Construction of the project started in November 2010 and mining operations began in the first half of 2014. First copper from the project was produced on 17 January 2015. The cobalt-zinc circuits are expected to be commissioned by March 2015, and will achieve production ramp-up by October 2015. The mine has an estimated life of 22 years.

Geology
The deposit lies within the late Miocene aged El Boleo Formation within fine to coarse clastic sedimentary rocks. The rocks lie unconformably over Comondú Volcanics, andesitic rocks belonging to the early or middle Miocene age. The andesitic rocks are underlain by Cretaceous aged granodiorite.
A cyclic succession of up to 270m thick clastic beds forms the next stratigraphic sequence. The cycles range between 20m to 140m in thickness with the earliest cycle being the thickest. It includes basal mud and fine volcanic ash horizon that hosts the mantos. The mantos are covered by progressively coarser material of maroon coloured, tuffaceous claystone, siltstone, feldspathic sandstone, pebbly sandstone and eventually cobble to boulder orthoconglomerates.
The upper, regionally eroded section of the formation is unconformably overlain by barren and fossil-rich similar sedimentary sequences of Pliocene and Pleistocene aged delta and beach deposits namely Gloria, Infierno and Santa Rosalía Formations. The Boleo basin is hosted within the sub-basins of the Santa Rosalía basin. The El Boleo basin comprises the El Boleo and the overlying formations.

Mining and processing
The project employs both underground and open-pit mining methods. Approximately 90% of the material is anticipated to come from underground operations and the remainder from surface operations. Room-and-pillar mining methods using continuous miners are used.
The processing plant operates at a rate of 3.1Mt/y. It crushes and mills the ore in seawater. This is followed by atmospheric leaching of the whole ore stream at elevated temperatures. Oxidative and a reductive leach are included in the leach circuit to ensure the recovery of oxide and sulphide minerals.

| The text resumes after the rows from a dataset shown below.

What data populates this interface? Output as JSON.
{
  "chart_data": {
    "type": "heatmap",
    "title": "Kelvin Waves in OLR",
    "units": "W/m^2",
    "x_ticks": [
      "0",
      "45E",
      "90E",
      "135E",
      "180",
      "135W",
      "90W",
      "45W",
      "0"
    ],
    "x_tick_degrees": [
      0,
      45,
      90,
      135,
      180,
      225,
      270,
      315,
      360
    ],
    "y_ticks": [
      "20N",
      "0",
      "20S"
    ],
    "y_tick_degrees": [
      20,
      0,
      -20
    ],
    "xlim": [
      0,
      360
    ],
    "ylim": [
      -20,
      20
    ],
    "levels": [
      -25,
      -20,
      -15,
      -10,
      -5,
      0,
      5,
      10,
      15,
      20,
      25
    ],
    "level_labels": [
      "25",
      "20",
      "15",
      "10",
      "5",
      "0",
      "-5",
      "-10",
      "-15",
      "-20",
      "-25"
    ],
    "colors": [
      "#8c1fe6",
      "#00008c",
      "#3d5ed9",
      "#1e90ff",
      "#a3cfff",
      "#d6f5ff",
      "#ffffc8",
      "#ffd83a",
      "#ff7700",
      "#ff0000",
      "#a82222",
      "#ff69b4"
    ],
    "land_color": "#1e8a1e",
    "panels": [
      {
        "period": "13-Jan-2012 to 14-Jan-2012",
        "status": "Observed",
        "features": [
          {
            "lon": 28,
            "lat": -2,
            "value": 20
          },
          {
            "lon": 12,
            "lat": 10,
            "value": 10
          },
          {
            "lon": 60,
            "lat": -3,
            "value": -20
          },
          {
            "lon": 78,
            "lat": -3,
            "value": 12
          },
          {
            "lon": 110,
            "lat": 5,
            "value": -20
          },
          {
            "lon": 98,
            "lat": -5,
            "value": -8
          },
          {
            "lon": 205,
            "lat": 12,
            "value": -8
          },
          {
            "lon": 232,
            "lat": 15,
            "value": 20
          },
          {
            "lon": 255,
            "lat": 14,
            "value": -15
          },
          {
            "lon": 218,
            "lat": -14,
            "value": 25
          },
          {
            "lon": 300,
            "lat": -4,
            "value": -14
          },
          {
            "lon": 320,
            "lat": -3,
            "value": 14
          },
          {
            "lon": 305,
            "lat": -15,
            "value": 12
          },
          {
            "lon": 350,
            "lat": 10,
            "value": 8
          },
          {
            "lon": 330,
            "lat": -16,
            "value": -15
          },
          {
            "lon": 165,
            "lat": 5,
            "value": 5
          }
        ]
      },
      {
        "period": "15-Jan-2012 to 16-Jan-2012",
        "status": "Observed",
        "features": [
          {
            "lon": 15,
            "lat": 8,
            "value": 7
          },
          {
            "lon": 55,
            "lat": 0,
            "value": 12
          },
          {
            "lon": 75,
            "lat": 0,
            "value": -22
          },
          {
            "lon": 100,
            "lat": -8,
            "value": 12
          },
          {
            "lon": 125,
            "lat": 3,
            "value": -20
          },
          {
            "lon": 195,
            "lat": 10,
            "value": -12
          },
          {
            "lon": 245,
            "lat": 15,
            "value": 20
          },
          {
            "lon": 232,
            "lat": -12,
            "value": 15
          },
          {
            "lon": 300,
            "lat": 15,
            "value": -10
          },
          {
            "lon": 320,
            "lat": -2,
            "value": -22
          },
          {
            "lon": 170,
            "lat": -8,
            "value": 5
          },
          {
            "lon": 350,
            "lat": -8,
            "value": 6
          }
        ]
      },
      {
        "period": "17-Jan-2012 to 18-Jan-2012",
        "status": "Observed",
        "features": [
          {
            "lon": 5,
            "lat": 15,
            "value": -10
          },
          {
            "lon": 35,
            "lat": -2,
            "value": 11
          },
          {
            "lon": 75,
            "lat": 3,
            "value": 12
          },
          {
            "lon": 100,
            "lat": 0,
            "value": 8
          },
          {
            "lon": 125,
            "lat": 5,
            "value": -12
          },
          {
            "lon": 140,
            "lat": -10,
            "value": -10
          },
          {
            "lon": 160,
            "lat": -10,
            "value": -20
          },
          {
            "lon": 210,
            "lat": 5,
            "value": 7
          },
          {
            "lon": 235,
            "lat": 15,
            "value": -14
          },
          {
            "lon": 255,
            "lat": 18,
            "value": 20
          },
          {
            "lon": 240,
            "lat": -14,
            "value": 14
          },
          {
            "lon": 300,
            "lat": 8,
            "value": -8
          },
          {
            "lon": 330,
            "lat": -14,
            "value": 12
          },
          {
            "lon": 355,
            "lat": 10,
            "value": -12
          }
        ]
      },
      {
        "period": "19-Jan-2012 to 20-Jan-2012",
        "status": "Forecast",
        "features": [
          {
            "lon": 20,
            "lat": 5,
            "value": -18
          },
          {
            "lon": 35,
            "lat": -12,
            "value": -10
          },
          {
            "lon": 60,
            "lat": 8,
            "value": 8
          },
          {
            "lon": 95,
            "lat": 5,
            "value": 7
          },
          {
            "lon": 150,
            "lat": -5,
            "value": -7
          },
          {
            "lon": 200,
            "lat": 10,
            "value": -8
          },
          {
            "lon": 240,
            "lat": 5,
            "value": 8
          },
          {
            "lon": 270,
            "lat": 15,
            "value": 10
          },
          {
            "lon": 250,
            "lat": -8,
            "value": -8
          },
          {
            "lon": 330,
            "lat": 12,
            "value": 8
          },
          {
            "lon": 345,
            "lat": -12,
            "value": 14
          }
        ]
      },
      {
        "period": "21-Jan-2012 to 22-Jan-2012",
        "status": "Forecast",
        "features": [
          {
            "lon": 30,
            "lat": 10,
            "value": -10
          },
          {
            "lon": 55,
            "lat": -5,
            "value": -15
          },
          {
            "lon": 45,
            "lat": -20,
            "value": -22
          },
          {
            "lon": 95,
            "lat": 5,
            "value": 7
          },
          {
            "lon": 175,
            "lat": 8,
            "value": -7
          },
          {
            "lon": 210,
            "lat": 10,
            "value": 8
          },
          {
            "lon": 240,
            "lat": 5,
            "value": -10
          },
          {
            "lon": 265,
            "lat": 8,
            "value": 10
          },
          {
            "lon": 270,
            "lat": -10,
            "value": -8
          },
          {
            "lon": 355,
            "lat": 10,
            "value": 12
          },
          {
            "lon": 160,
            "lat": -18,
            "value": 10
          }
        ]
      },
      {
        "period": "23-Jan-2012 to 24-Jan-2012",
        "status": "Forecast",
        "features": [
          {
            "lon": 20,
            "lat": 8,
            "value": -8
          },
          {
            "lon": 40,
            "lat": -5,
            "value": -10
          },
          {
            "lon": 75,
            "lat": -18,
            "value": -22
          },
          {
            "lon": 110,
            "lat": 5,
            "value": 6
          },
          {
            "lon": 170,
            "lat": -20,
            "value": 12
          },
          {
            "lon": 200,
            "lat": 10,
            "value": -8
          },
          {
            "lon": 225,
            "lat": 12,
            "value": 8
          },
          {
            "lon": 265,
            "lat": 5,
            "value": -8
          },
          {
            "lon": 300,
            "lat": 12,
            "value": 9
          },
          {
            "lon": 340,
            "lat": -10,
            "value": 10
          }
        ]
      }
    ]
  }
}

From the leach slurry, the metals are separated in a counter current decantation washing circuit.
The dissolved metals are recovered at high-efficiency from the wash solution and concentrated in four independent solvent extraction circuits, two electrowinning circuits and a fluid bed drying operation to produce high-quality copper and cobalt metal cathode and zinc sulphate monohydrate crystals.
Direct solvent extraction technology is used in the second solvent extraction circuit to separate Mn from Co and Zn in the process solution.